Deren Effekte übertrafen die Wirksamkeitsschwelle pharmakologischer Antidepressiva, die in den Exzellenz-Leitlinien des National Institute for Health and Care
für eine behandlungsresistente Depression empfohlen werden.
Angst
Die mutmaßlichen Zusammenhänge von Testosteron mit Angststörungen und ihren sich in Phobien und Panikstörungen steigernden Varianten wurden noch nicht extensiv erforscht.
Eine allgemeine Tendenz zur Entwicklung ungerichteter Furcht (unfocussed anxiety) sind im Zusammenhang mit erniedrigten Testosteron-Konzentrationen beschrieben worden.
Ferner wurde in einer Auswahl von 3.413 selbstständig lebenden Männern eine inverse Korrelation zwischen
mit der Hopkins-Symptom-Checkliste-25 ermittelten Angstsymptomen und dem Gesamt- und freien Testosteron ermittelt.
Desgleichen ließ sich bei einer Auswahl von 2.042 Männern mit Sexualstörungen eine Korrelation zwischen Testosteron mit unbegründeter und phobischer Angst erkennen.
Eine klinische Studienkohorte älterer Männer (n=296) wies einen ausgeprägten Zusammenhang der
mit dem Brief Symptom Inventory und dem Patient Health Questionnaire-9 (PHQ-9) ermittelten Angstmerkmale mit der genetisch modulierten Androgenaktivität
über den CAG-Repeat-Polymorphismus des Androgenrezeptor-Gens aber nicht direkt mit dem Serum-Testosteronspiegel auf.

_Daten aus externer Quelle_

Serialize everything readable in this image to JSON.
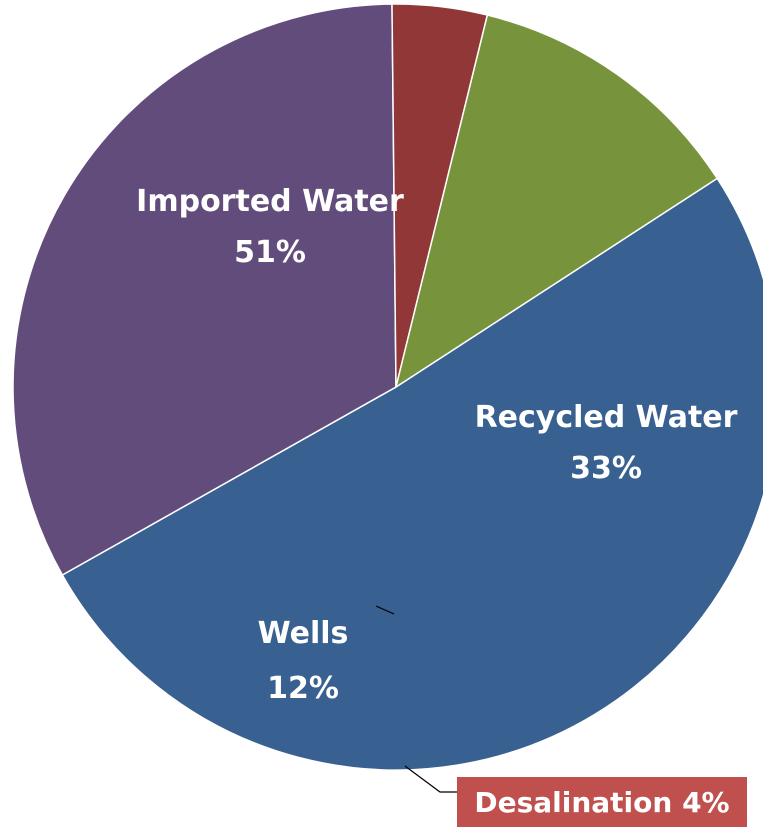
{
  "chart_data": {
    "type": "pie",
    "title": "",
    "slices": [
      {
        "label": "Imported Water",
        "value": 51,
        "value_label": "51%",
        "color": "#386090"
      },
      {
        "label": "Recycled Water",
        "value": 33,
        "value_label": "33%",
        "color": "#614c7b"
      },
      {
        "label": "Desalination",
        "value": 4,
        "value_label": "Desalination 4%",
        "color": "#923737"
      },
      {
        "label": "Wells",
        "value": 12,
        "value_label": "12%",
        "color": "#77933c"
      }
    ],
    "start_angle_deg": 57,
    "direction": "clockwise",
    "legend": "none",
    "callout": {
      "slice": "Desalination",
      "background": "#c0504d"
    }
  }
}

Andererseits könnte die Anxiolyse auch durch Testosteron bedingt sein.
Als Ventile der Anxiolyse, die über Testosteron-gesteuerte Mechanismen ausgeübt werden, lassen sich Wachsamkeit vor Gefahr,
Verarbeitung von Belohnung, allgemeiner Angstabbau und Stressbelastbarkeit in Betracht ziehen.
Aggression
Aus Kastrations- und Hormonersatz-Studien mit Tieren ist bekannt, dass Testosteron als Triebfeder von Aggressivität fungieren kann.
Was Menschen anbetrifft, ist der Komplex Testosteron/Aggression höchstwahrscheinlich nicht statisch, sondern schwankt vielmehr als Reaktion
auf die aus dem Umfeld herrührenden Anzeichen der Herausforderung.
Solche von Herausforderungen abhängigen Schwankungen beeinflussen sehr stark das situationsspezifische Aggressionsverhalten.
Aus Metaanalysen geht hervor, dass die Baseline-Testosteronspiegel schwach mit Aggression assoziiert sind.
Ferner sind Erhöhungen der Testosteron-Konzentration positiv mit Aggression assoziiert.
Selbsteinschätzung
Testosteron-Effekte auf Verhalten werden durch den Androgenrezeptor-CAG-Repeat-Polymorphismus moduliert.
Das zeigte sich in der Selbsteischätzung von 308 unabhängigen, selbstbestimmten Männern anhand einer genetisch-psychopharmakologischen Methode.
Die Männer mit kürzeren CAG-Repeats profitierten stärker von der Testosteron-bewirkten Durchsetzungsfähigkeit.
In ähnlicher Weise waren kurze CAG-Repeats und höhere Testosteronspiegel bei jüngeren Männern mit dem Ausmaß der Impulsivität assoziiert:
Verhaltensbezogene Impulsivität, kognitive Impulsivität und Impulsivität im Sinne einer fehlenden Planung.
Höhere Testosteronspiegel und kürzere CAG-Repeats im Androgenrezeptor-Gen sind bei Männern auch mit Selbstvertrauen und Wettbewerbsfähigkeit assoziiert.
❏ Auch wenn noch nicht alle Befunde zuverlässig und belastbar sind, ist es heute gesichert, dass ausgeprägte Effekte auf Gemütsverfassung und Verhalten durch endogene Testosteronspiegel und externe Anwendung der Sexualsteroide ermöglicht werden können.
❏ Solche Effekte sind wahrscheinlich durch den Androgenrezeptor-CAG-Repeat-Polymorphismus vermittelt.
❏ Bei Männern gehören Wohlbefinden und Lebensqualität in das Wirkspektrum des Testosterons.